Als sich die Kirche im Jahre 1300 mit einer päpstlichen Bulle gegen den schwunghaften Reliquienhandel wendete, versuchte sie vor allem auch, das Studium der Anatomie zu verhindern. Der mit dem Sammeln verbundene Hinzugewinn an Erkenntnis war zu einem politischen Machtfaktor geworden. Im 14. und 15. Jahrhundert sind Wißbegierde, Handelsinteressen und Sammelmanie oft nicht voneinander zu trennen. Letztendlich, so Muensterberger, spielte das Sammeln eine bedeutsame Rolle auf dem langen Weg zur Individualisierung, und die Wissenschaft bezog ihre Lust am Ordnen und Klassifizieren maßgeblich aus der Sammelleidenschaft. Daß Sammeln eben nicht bloß eine privatistische Marotte ist, sondern die Reaktion auf ein kollektives Trauma sein kann, erzählt Muensterberger in einem Kapitel über das Holland des 17. Jahrhunderts. Nach Jahrzehnten spanischer Fremdherrschaft setzte gegen Ende des 16. Jahrhunderts in den Niederlanden eine Prosperitätsphase ein, in der der Ankauf dekorativer Objekte den Lebensstil des holländischen Bürgers prägte. „Es ist kaum zu bezweifeln, daß die Jahrzehnte der Fremdherrschaft und Unterdrückung, des Krieges und Hungers den eigensinnigen Bürgern den Wert sicht- und greifbarer irdischer Dinge gelehrt haben. [...] Das mühsam gewonnene Gefühl der Sicherheit und Stabilität, das sich nun mit der calvinistisch- und mennonitisch-puritanischen Ethik von Fleiß und Sparsamkeit verband, führte in ein Jahrhundert unvergleichlicher Errungenschaften, einer außergewöhnlich fruchtbaren künstlerischen Kreativität, ästhetischer Perspektiven und eines breiten kulturellen und wissenschaftlichen Fortschritts. [...] Die Mode, sich Gemälde, Kunstwerke jeder Art und dekorative Objekte zuzulegen, erscheint als eine Reaktion auf viele leidvolle Jahre.“ Ein Beispiel für die irrationale Kehrseite des Sammelns ist die holländische Tulpenmanie, die über einige Jahre das niederländische Handelswesen auf den Kopf stellte.

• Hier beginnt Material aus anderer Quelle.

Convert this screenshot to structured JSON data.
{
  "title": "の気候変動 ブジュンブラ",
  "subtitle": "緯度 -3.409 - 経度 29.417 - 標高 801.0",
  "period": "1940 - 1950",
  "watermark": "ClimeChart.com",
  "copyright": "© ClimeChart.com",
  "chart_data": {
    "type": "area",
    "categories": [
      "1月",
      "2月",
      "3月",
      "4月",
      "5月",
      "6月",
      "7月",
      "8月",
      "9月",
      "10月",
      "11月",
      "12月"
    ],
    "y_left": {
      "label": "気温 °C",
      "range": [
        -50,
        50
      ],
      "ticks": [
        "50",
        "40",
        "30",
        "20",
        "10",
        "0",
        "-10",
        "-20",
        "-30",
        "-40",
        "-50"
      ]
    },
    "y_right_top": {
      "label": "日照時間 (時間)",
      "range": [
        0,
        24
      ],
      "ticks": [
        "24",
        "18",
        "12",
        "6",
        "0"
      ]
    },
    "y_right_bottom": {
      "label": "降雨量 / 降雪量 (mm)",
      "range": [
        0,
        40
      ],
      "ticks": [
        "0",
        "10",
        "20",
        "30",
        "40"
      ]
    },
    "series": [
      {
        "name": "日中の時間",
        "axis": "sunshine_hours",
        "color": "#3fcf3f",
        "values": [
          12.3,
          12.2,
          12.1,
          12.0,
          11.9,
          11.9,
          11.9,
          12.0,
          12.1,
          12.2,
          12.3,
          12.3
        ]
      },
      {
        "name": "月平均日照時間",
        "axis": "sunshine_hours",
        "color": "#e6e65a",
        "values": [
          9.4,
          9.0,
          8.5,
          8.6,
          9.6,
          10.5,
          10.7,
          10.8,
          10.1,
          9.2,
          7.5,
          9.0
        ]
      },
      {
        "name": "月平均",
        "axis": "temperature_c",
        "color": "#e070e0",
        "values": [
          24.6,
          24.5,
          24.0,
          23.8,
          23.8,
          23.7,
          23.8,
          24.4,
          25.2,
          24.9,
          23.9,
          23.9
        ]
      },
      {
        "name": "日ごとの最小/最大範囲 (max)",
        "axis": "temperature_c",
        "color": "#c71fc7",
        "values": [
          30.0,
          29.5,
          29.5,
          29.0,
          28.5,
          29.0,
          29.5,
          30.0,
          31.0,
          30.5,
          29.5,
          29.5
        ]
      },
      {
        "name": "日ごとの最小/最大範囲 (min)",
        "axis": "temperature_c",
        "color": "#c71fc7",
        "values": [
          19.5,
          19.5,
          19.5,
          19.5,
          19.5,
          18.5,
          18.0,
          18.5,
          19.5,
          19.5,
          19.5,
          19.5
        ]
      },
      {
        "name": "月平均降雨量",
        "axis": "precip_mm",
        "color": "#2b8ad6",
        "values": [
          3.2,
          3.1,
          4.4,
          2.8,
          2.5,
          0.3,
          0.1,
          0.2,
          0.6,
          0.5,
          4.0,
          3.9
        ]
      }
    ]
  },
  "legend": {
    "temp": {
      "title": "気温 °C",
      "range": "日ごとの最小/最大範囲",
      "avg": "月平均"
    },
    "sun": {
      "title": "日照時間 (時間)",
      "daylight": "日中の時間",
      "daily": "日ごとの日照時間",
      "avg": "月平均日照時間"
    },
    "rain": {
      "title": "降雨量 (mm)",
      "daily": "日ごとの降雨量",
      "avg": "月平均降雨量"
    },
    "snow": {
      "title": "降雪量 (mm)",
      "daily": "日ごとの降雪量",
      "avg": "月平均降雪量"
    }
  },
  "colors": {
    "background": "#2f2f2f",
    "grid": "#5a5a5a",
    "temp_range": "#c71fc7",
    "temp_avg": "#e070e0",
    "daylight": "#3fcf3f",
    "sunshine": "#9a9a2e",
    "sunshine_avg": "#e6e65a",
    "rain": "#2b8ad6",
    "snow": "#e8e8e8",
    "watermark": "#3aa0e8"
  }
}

Werner Muensterbergers kenntnisreiche wie, im positiven Sinne, eklektizistische Interpretation des Sammelns schärft den Blick für eine tief in unserer Kultur verankerte Alltagspraxis. Nach der Lektüre des Buches jedenfalls wird man das Sammeln, in welcher Form auch immer, weder als einen rein psychischen Effekt noch als harmlose Beschäftigung zur schlichten Zerstreuung bewerten können.

Werner Muensterberger: „Sammeln – Eine unbändige Leidenschaft“. Aus dem Amerikanischen von H. Jochen Bußmann. Berlin Verlag, Berlin 1995, 412 Seiten, 49,80 DM.

Alle Abbildungen aus dem Auktionskatalog: „Trödler & Sammeln", Gemi Verlags GmbH.